The last time she saw him, he walked around the aisles for ten minutes, but then only left with a couple of packets of crisps.
The next time they were in, she would smile at him.
Or she might just go ahead and talk to him. She thought it would be all right, because it wasn’t like she’d be talking to Alan. She wouldn’t be talking to him as Alan. She’d be talking to Craig. She liked the guy. And you read things about supermarkets, about how that’s where some couples first meet.
Moustache
There was an explosion.
Frank had been walking to the job centre. To get there, Frank would usually leave his house and stay on that side of the street for ten minutes, walking past the tenements, past the community centre and the factory. Then there would be more tenements, and when he reached those, he’d cross over to the job centre.

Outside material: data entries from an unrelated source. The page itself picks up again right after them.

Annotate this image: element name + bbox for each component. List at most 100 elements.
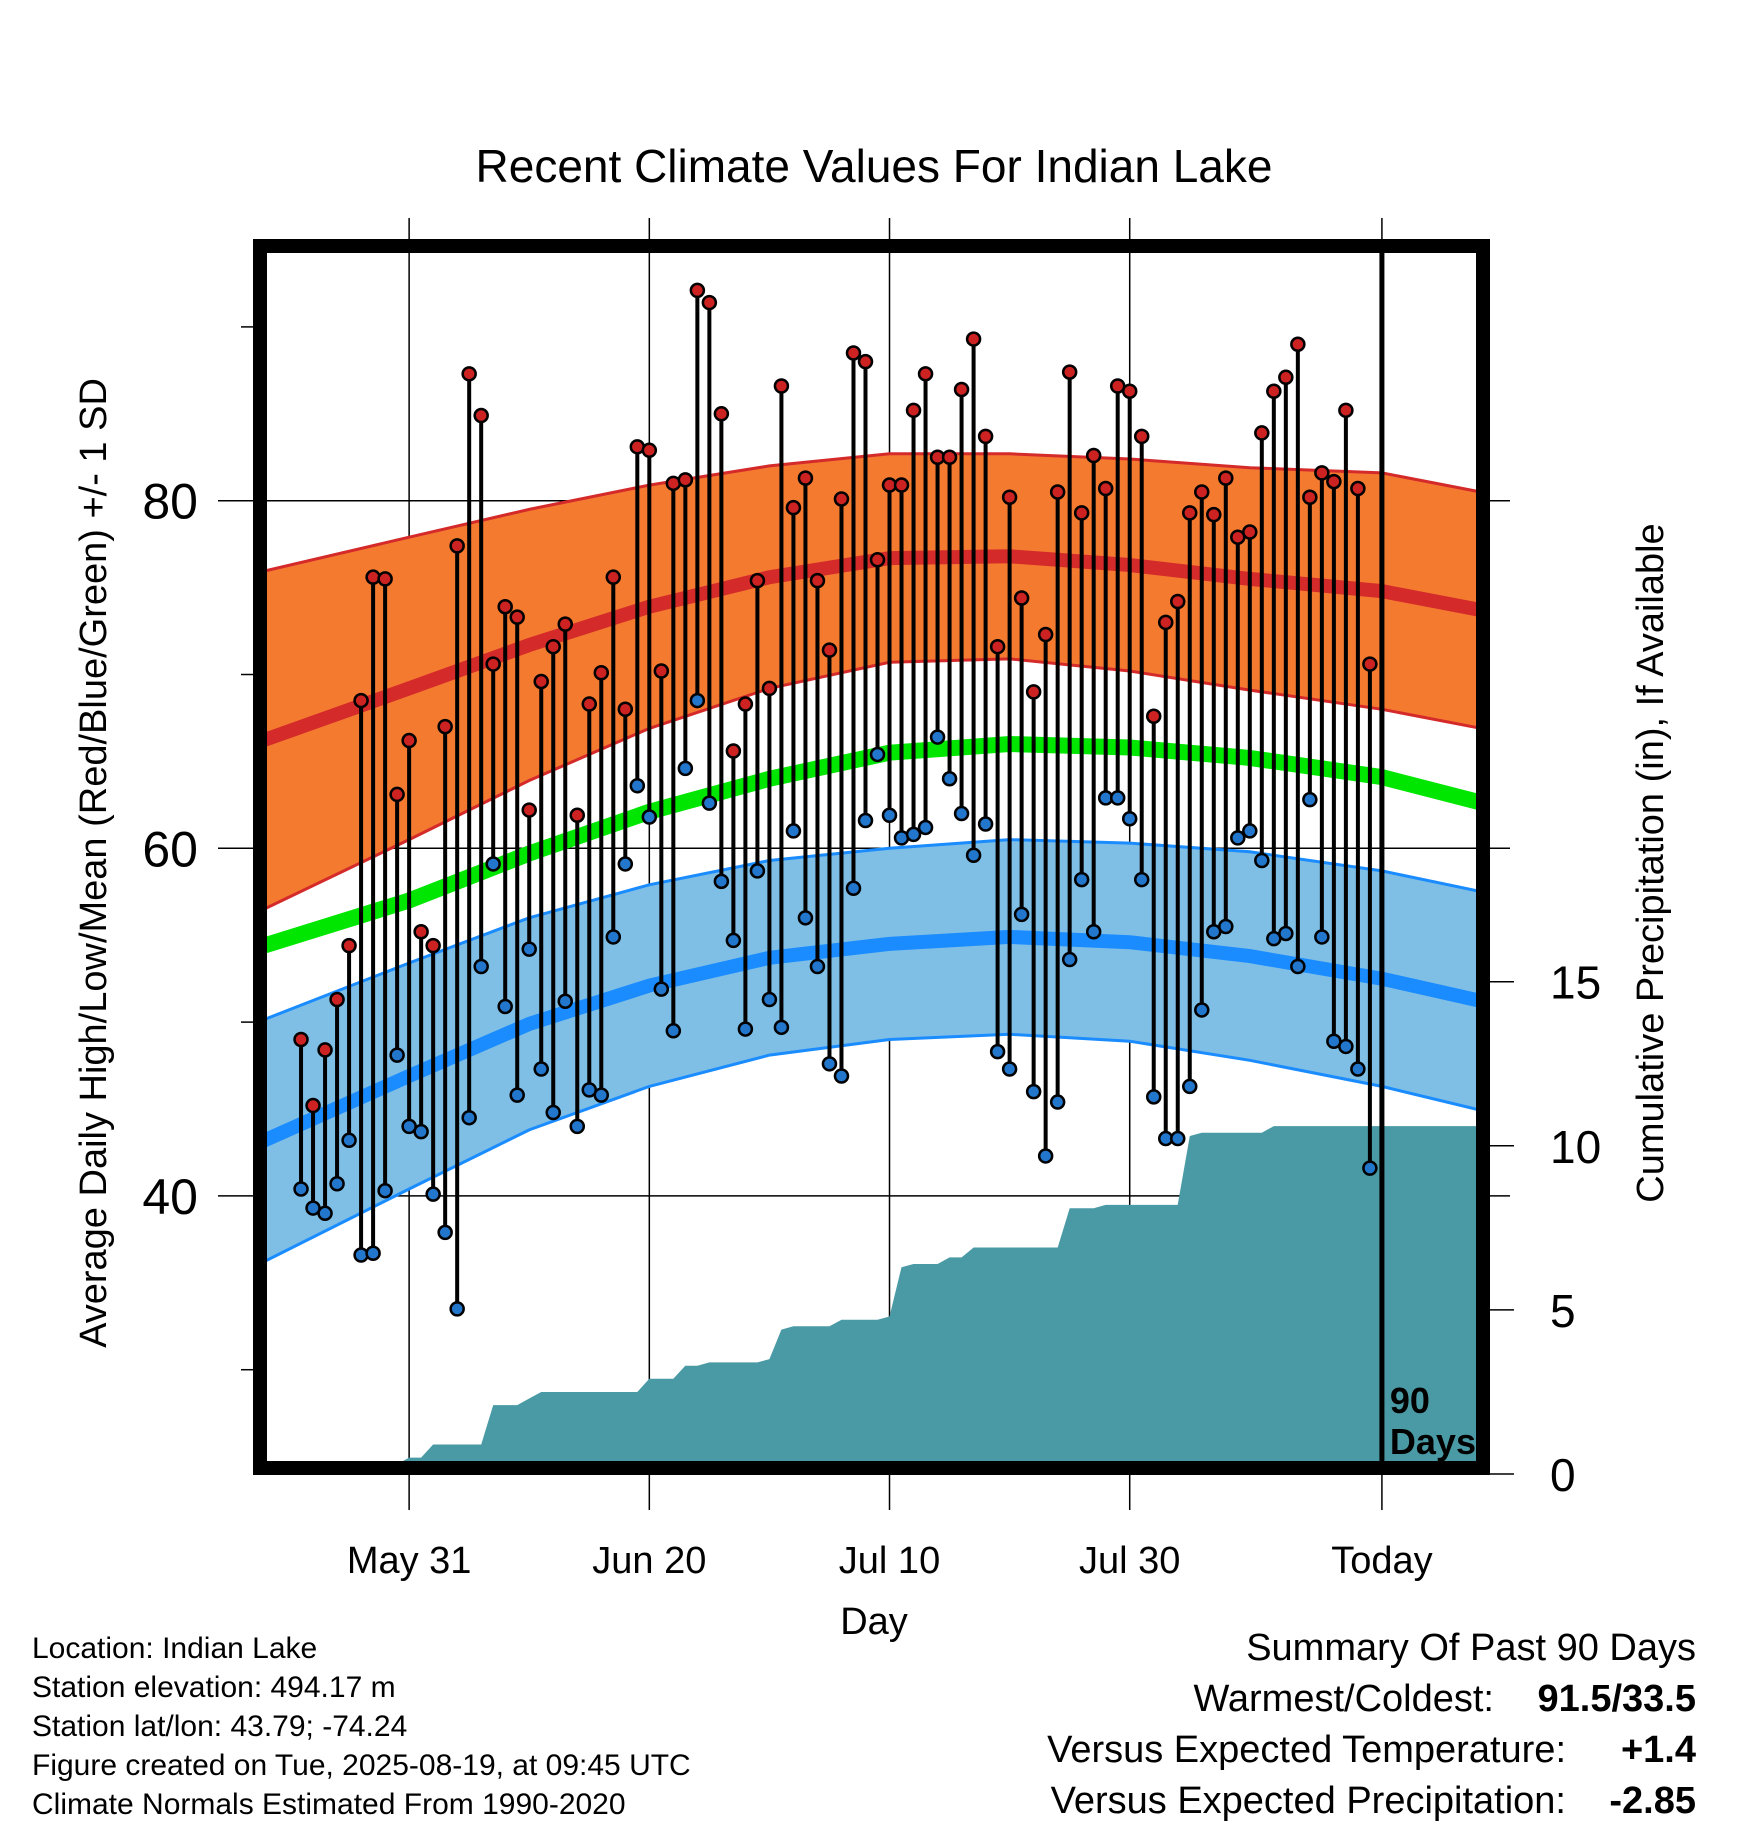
daily-high-point	[569, 807, 586, 824]
daily-low-point	[341, 1132, 357, 1149]
daily-high-point	[1266, 383, 1282, 399]
daily-low-point	[833, 1068, 850, 1084]
daily-high-point	[845, 345, 862, 361]
daily-high-point	[749, 572, 766, 589]
daily-high-point	[701, 294, 718, 311]
daily-high-point	[977, 428, 994, 445]
daily-low-point	[881, 807, 898, 824]
daily-low-point	[545, 1104, 561, 1121]
daily-low-point	[1133, 871, 1150, 888]
summary-title: Summary Of Past 90 Days	[1246, 1627, 1696, 1669]
daily-high-point	[1314, 465, 1330, 481]
daily-high-point	[1338, 402, 1354, 419]
daily-low-point	[1025, 1083, 1042, 1100]
daily-low-point	[509, 1087, 525, 1103]
daily-low-point	[413, 1123, 429, 1140]
daily-high-point	[1362, 656, 1378, 672]
daily-high-point	[737, 696, 754, 712]
daily-high-point	[545, 638, 561, 655]
daily-high-point	[1061, 364, 1078, 380]
daily-low-point	[605, 929, 622, 945]
daily-high-point	[1169, 593, 1186, 610]
daily-low-point	[857, 812, 874, 829]
high-band-upper-edge	[260, 452, 1483, 574]
daily-high-point	[893, 477, 910, 493]
daily-low-point	[473, 958, 489, 975]
daily-low-point	[485, 856, 501, 872]
daily-low-point	[365, 1245, 381, 1262]
daily-high-point	[1085, 447, 1102, 464]
daily-high-point	[869, 552, 886, 568]
daily-high-point	[1206, 506, 1222, 523]
daily-low-point	[1037, 1148, 1054, 1164]
vs-temp-label: Versus Expected Temperature:	[1047, 1729, 1566, 1771]
warmest-coldest-label: Warmest/Coldest:	[1193, 1678, 1494, 1720]
daily-high-point	[425, 937, 441, 954]
daily-high-point	[761, 680, 778, 697]
daily-low-point	[1254, 852, 1270, 869]
daily-low-point	[977, 816, 994, 832]
daily-low-point	[461, 1109, 477, 1126]
daily-low-point	[785, 823, 802, 839]
daily-low-point	[905, 826, 922, 843]
daily-low-point	[425, 1186, 441, 1202]
daily-low-point	[869, 746, 886, 763]
daily-low-point	[293, 1181, 309, 1197]
y-left-tick-label: 40	[142, 1169, 198, 1225]
y-left-tick-label: 80	[142, 474, 198, 530]
daily-low-point	[653, 981, 670, 997]
footer-latlon: Station lat/lon: 43.79; -74.24	[32, 1710, 407, 1743]
daily-low-point	[725, 932, 742, 949]
daily-low-point	[677, 760, 694, 777]
daily-high-point	[1037, 626, 1054, 643]
daily-high-point	[605, 569, 622, 585]
daily-high-point	[437, 718, 453, 735]
daily-high-point	[725, 743, 742, 759]
daily-high-point	[413, 923, 429, 940]
daily-high-point	[905, 402, 922, 419]
daily-low-point	[497, 998, 513, 1015]
daily-low-point	[773, 1019, 790, 1036]
daily-high-point	[1218, 470, 1234, 486]
daily-low-point	[1278, 925, 1294, 942]
daily-high-point	[1133, 428, 1150, 445]
daily-low-point	[749, 863, 766, 879]
daily-high-point	[1290, 336, 1306, 353]
daily-low-point	[761, 991, 778, 1008]
daily-high-point	[293, 1031, 309, 1048]
daily-low-point	[1194, 1002, 1210, 1018]
daily-high-point	[1242, 524, 1258, 540]
y-right-tick-label: 0	[1550, 1449, 1576, 1501]
daily-high-point	[1049, 484, 1066, 500]
daily-high-point	[461, 366, 477, 382]
daily-low-point	[449, 1301, 465, 1317]
summary-box: Summary Of Past 90 Days Warmest/Coldest:…	[1047, 1627, 1696, 1822]
daily-high-point	[1182, 505, 1198, 521]
daily-high-point	[581, 696, 598, 712]
daily-high-point	[305, 1097, 321, 1114]
today-label-90: 90	[1390, 1380, 1430, 1421]
daily-high-point	[317, 1042, 333, 1058]
daily-high-point	[833, 491, 850, 507]
x-tick-label: Jul 30	[1079, 1540, 1180, 1582]
x-tick-label: Today	[1331, 1540, 1432, 1582]
daily-low-point	[665, 1023, 682, 1039]
daily-low-point	[329, 1175, 345, 1192]
plot-border	[253, 239, 1490, 1475]
daily-low-point	[1338, 1038, 1354, 1055]
daily-high-point	[377, 571, 393, 587]
footer-created: Figure created on Tue, 2025-08-19, at 09…	[32, 1749, 691, 1782]
daily-high-point	[497, 598, 513, 615]
daily-high-point	[401, 732, 417, 749]
daily-high-point	[989, 638, 1006, 655]
daily-high-point	[1013, 590, 1030, 606]
vs-precip-value: -2.85	[1609, 1780, 1696, 1822]
daily-low-point	[953, 805, 970, 822]
daily-high-point	[1145, 708, 1162, 724]
daily-high-point	[917, 366, 934, 382]
x-axis-label: Day	[840, 1601, 908, 1643]
daily-low-point	[1145, 1089, 1162, 1105]
daily-high-point	[485, 656, 501, 672]
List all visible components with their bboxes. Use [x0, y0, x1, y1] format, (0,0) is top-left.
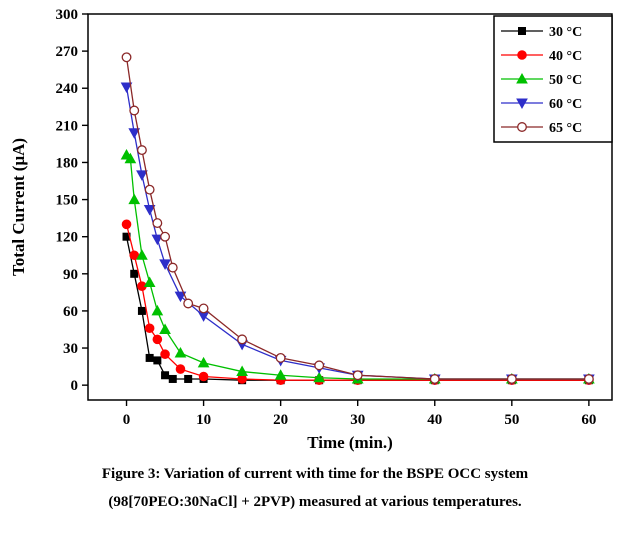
- series-marker-3: [151, 234, 164, 246]
- series-marker-1: [198, 371, 209, 382]
- series-marker-4: [275, 352, 286, 363]
- series-marker-3: [120, 82, 133, 94]
- legend-label-3: 60 °C: [549, 97, 582, 112]
- series-marker-4: [198, 303, 209, 314]
- series-marker-4: [129, 105, 140, 116]
- series-marker-4: [237, 334, 248, 345]
- y-tick-label: 90: [63, 267, 78, 283]
- x-tick-label: 30: [350, 412, 365, 428]
- series-marker-1: [160, 349, 170, 360]
- series-marker-2: [313, 371, 326, 383]
- series-marker-2: [143, 276, 156, 287]
- x-tick-label: 20: [273, 412, 288, 428]
- series-marker-2: [174, 346, 187, 358]
- legend-label-1: 40 °C: [549, 49, 582, 64]
- legend-label-4: 65 °C: [549, 121, 582, 136]
- series-marker-1: [144, 323, 155, 334]
- y-tick-label: 300: [56, 7, 79, 23]
- series-marker-0: [137, 306, 146, 315]
- series-marker-4: [136, 145, 147, 156]
- y-tick-label: 0: [71, 378, 79, 394]
- series-marker-4: [183, 298, 194, 309]
- series-marker-0: [130, 269, 139, 278]
- series-marker-2: [159, 323, 171, 334]
- y-tick-label: 120: [56, 230, 79, 246]
- series-marker-0: [145, 353, 154, 362]
- series-marker-0: [168, 374, 177, 383]
- series-marker-1: [152, 334, 163, 345]
- x-tick-label: 0: [123, 412, 131, 428]
- series-marker-4: [152, 218, 163, 229]
- x-tick-label: 40: [427, 412, 442, 428]
- series-marker-2: [128, 193, 141, 205]
- series-marker-3: [143, 204, 156, 216]
- series-marker-4: [167, 262, 178, 273]
- series-marker-4: [144, 184, 155, 195]
- y-tick-label: 150: [56, 193, 79, 209]
- series-marker-4: [121, 52, 132, 63]
- legend-marker-4: [517, 122, 527, 132]
- chart: 0 10 20 30 40 50 60 0 30 60 90 120 150 180 210 240 270 30…: [9, 7, 613, 452]
- series-line-2: [126, 154, 589, 380]
- x-tick-label: 10: [196, 412, 211, 428]
- series-marker-4: [429, 374, 440, 384]
- legend-marker-2: [516, 72, 528, 84]
- series-marker-4: [583, 374, 594, 384]
- legend-label-0: 30 °C: [549, 25, 582, 40]
- figure-caption-line1: Figure 3: Variation of current with time…: [101, 466, 529, 482]
- legend-label-2: 50 °C: [549, 73, 582, 88]
- x-axis-title: Time (min.): [307, 433, 393, 452]
- series-marker-1: [129, 250, 140, 261]
- series-marker-2: [274, 369, 287, 380]
- series-marker-4: [506, 374, 517, 384]
- y-tick-label: 60: [63, 304, 78, 320]
- series-marker-1: [175, 364, 186, 374]
- series-marker-2: [124, 152, 137, 164]
- y-tick-label: 270: [56, 44, 79, 60]
- y-tick-label: 240: [56, 81, 79, 97]
- series-marker-3: [128, 128, 141, 139]
- series-marker-0: [153, 356, 162, 365]
- y-tick-label: 30: [63, 341, 78, 357]
- series-marker-0: [184, 374, 193, 383]
- legend-marker-3: [516, 98, 528, 110]
- x-tick-label: 50: [504, 412, 519, 428]
- series-marker-4: [352, 370, 363, 381]
- series-marker-3: [136, 170, 148, 181]
- series-line-4: [125, 57, 589, 380]
- series-marker-2: [236, 365, 248, 377]
- y-tick-label: 180: [56, 155, 79, 171]
- series-line-1: [125, 224, 589, 381]
- y-tick-label: 210: [56, 118, 79, 134]
- y-axis-title: Total Current (μA): [9, 138, 28, 276]
- series-marker-4: [314, 360, 325, 371]
- series-marker-3: [174, 291, 187, 303]
- legend-marker-1: [517, 50, 527, 60]
- series-marker-4: [160, 231, 171, 242]
- series-marker-3: [159, 259, 171, 270]
- series-marker-2: [151, 304, 164, 316]
- series-marker-2: [197, 356, 210, 368]
- plot-frame: [87, 13, 613, 401]
- x-tick-label: 60: [581, 412, 596, 428]
- series-marker-1: [121, 219, 132, 230]
- series-marker-0: [161, 371, 170, 380]
- legend-marker-0: [518, 27, 526, 35]
- series-marker-2: [136, 249, 148, 260]
- figure-caption-line2: (98[70PEO:30NaCl] + 2PVP) measured at va…: [108, 494, 522, 510]
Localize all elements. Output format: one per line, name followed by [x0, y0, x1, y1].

It was when he reached the factory that the explosion happened.
When it happened, in that first instant, he didn’t know that it was an explosion. He didn’t know if it was something that had happened inside him, like a heart attack or a stroke, or something that had happened outside his body, out in the open. Whatever it was, the combination of the sound and the force made him fall on his side and bang his head on the ground.
His eyes were shut and his ears were ringing. He couldn’t see or hear anything, but he could smell dust. It reminded him of whenever he walked past the flats over in Finnieston, the ones that were being demolished, and the dust that blew onto the street. The smell told him that the thing that had happened hadn’t just happened to him, it was no heart attack. He knew that when he opened his eyes, he was going to see something.
He opened them slowly and narrowly, so that the dust he could smell wouldn’t go in his eyes.
He looked in front of him. Through the dust he could see that it was like half the factory and the surrounding tenements were lying on the road. There were twisted sheets of corrugated iron, there was broken glass and broken window frames. Strewn across the road were building bricks from the factory, and large blocks of sandstone from the tenements. The scene looked like a sandcastle that had been kicked across a beach.
There had been an explosion at the factory.
Frank checked himself, his arms and legs, and saw they were intact. He looked towards the rubble in front of him, and waited for the dust to clear.
It was quiet. He thought he had been deafened, but he realised he wasn’t when he heard the first scream. People had been shocked into silence. But after the first scream, others began to follow.
There was a rumble, then the sound of something crashing to the ground, either a building or part of one. People screamed and shouted again. A mix of women and men.
Frank looked at his arms and legs again and gave them a squeeze, to double check that they were fine. When he was sure that they were, he got to his feet, and began to walk diagonally across the road.
A few people ran past him, some heading the way he was heading, and some heading back the way he came. A guy in his forties, around the same age as Frank, emerged from the dust. He had blood on his head. He stopped to look Frank up and down, then he rubbed his eyes and carried on walking.
Frank walked forward towards the sounds of people shouting, people speaking, or the sound of anything moving, anything that sounded like it was being moved by somebody trying to free themselves from the disaster.
He heard the sound of a female voice, and he began jogging towards it. He found a woman lying underneath one of the sheets of corrugated iron. She was wearing a blue coat, that was either light blue or looked light blue because of the dust. The sheet she was under didn’t look like it had either hurt her or pinned her down. She was crawling away from underneath it.